A real-world setup might look like this:
- A CEO agent receives high-level objectives and delegates work
- A YouTube content agent handles video scripts and publishing
- A LinkedIn agent manages professional content and engagement
- An N8N automation agent builds and maintains workflow integrations
- A research agent gathers information from external sources
You give the CEO agent a goal like "grow our content presence this month" and it distributes the work across the team. Each specialist agent focuses on what it does best. The results of multiple experts working in parallel far exceed what any single agent could produce alone.
The real power here is the architecture. By separating concerns across multiple agents, each one can be optimised for its specific task. The YouTube agent has different tools, different context, and different evaluation criteria than the LinkedIn agent. They do not interfere with each other and they can work simultaneously.
Paperclip also integrates with existing AI models. You can use Claude or ChatGPT as the underlying intelligence inside individual agents within the Paperclip framework, combining the best of both worlds.

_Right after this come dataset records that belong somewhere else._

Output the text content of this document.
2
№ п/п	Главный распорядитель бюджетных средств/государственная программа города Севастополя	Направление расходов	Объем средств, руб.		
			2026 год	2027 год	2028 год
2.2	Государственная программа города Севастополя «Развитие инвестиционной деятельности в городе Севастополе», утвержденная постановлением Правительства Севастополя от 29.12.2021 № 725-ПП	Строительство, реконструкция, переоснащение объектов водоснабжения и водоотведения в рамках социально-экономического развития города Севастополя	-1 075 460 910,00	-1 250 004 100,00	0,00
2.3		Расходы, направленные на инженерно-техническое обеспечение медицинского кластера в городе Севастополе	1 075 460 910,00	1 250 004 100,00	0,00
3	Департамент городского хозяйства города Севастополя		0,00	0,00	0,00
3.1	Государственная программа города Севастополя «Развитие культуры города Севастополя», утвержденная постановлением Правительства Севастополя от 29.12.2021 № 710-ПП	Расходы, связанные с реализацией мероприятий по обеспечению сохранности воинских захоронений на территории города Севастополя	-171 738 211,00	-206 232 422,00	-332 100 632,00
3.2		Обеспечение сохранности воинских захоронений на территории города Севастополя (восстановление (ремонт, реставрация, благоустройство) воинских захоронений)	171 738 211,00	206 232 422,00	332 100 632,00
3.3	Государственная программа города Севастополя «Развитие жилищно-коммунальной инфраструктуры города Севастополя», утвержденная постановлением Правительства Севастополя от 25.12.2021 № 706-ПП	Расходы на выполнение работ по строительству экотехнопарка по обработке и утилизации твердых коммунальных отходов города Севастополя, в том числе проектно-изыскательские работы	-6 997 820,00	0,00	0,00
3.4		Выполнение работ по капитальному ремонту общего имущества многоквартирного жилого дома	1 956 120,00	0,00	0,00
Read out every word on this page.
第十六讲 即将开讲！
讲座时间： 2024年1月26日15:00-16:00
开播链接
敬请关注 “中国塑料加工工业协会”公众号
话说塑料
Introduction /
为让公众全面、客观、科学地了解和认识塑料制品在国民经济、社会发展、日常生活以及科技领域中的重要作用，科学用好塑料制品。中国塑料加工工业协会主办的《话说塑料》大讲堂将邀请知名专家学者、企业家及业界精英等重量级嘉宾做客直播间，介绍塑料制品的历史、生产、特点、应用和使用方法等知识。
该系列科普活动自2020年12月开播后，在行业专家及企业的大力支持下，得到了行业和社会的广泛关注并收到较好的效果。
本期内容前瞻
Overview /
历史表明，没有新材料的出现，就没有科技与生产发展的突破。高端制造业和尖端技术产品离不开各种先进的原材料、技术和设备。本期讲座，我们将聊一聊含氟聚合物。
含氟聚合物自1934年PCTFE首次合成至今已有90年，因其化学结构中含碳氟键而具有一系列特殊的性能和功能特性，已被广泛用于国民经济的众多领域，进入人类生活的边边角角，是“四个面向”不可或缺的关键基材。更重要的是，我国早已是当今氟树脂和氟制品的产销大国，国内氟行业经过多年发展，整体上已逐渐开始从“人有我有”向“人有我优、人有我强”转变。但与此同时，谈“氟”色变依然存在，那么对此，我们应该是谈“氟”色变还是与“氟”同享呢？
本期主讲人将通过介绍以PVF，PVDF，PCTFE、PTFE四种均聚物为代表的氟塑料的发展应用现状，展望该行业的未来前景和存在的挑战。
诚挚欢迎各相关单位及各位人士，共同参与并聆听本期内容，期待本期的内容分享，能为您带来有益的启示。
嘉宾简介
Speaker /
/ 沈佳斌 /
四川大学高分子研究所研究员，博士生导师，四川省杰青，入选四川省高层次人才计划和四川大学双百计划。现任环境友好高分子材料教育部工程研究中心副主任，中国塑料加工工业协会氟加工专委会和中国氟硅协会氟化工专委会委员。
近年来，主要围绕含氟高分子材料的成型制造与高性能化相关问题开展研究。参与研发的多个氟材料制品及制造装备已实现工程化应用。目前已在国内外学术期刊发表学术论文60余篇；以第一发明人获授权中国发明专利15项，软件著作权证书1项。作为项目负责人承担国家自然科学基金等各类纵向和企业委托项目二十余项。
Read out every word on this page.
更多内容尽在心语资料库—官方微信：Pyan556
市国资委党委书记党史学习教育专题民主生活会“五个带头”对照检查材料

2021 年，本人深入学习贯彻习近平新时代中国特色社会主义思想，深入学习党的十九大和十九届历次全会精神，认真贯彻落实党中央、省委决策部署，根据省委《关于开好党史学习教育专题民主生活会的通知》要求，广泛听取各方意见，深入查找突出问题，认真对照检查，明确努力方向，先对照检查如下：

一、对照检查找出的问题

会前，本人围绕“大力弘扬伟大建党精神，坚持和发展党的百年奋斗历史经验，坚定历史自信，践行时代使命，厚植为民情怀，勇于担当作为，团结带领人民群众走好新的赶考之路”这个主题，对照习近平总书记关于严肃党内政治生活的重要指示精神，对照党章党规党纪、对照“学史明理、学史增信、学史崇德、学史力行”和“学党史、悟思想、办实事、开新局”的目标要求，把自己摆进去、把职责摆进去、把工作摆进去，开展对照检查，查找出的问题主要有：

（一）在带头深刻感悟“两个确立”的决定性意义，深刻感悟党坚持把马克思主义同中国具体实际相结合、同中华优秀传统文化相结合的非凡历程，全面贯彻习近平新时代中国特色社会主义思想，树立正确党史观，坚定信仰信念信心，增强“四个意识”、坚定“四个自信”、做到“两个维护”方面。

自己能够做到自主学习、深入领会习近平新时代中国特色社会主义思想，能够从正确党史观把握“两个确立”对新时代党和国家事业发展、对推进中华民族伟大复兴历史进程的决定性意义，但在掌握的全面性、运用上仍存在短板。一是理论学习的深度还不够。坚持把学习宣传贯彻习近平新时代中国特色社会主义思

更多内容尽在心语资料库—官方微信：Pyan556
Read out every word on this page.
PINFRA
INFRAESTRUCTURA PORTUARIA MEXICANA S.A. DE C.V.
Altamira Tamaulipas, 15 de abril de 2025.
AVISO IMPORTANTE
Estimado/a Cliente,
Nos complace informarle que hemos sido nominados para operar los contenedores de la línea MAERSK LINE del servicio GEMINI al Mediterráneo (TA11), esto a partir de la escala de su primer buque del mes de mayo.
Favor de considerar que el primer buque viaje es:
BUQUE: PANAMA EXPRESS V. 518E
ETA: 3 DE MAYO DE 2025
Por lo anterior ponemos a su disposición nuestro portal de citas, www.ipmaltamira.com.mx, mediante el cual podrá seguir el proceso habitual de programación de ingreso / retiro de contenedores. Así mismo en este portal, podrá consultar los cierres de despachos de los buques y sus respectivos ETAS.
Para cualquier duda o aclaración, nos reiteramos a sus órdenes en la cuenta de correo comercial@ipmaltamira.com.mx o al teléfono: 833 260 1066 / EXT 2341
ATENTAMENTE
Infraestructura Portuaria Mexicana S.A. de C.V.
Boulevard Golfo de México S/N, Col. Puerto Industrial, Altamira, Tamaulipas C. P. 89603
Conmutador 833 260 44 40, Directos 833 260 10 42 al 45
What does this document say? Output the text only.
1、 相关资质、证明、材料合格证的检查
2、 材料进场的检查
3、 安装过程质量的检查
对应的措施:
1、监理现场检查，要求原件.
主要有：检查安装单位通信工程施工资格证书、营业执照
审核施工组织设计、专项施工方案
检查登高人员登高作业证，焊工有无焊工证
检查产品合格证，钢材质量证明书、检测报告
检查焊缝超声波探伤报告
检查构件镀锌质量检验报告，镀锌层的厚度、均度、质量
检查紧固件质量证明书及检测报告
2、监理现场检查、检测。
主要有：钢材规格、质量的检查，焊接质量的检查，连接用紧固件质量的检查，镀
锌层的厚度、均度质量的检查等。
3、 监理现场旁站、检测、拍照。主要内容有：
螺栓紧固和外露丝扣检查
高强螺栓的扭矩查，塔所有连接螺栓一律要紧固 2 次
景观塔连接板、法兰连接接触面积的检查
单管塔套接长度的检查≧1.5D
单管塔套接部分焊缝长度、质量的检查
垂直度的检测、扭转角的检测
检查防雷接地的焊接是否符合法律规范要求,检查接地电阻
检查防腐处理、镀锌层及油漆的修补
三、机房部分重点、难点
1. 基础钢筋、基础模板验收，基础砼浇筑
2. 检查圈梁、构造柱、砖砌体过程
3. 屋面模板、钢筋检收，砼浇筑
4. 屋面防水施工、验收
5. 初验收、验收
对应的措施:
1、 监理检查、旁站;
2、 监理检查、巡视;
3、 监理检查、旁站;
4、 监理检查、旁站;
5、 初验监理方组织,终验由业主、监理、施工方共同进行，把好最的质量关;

Now that we have covered all three levels, here is a direct comparison to make the differences concrete and memorable.
| Feature | LLM | Workflow | AI Agent |
|---|---|---|---|
| How it starts | You write a prompt | A trigger fires the script | You give an objective |
| Decision making | None, responds to input | Follows predefined steps | Autonomous, chooses its own path |
| Access to tools | None by default | Fixed set defined in advance | Selects from available tools as needed |
| Handles surprises | Generates a response but cannot act | Breaks or produces wrong output | Adapts strategy and tries again |
| Personal data access | No | Yes, if connected | Yes, and it decides when to use it |
| Self-improvement | No | No | Yes, evaluates and refines its own output |
| Best example tools | ChatGPT, Claude, Gemini | N8N, Zapier, Make | OpenClaw, Paperclip |
The trajectory is clear. Each level removes a layer of human involvement. LLMs need you to prompt every action. Workflows need you to script every scenario. Agents need you to state a goal, and then they handle the rest.
This does not mean agents replace the other two approaches. For many tasks, a simple LLM prompt is all you need. For predictable, repeatable processes, a workflow is faster and more reliable than an agent. The right tool depends on the complexity and variability of what you are trying to accomplish.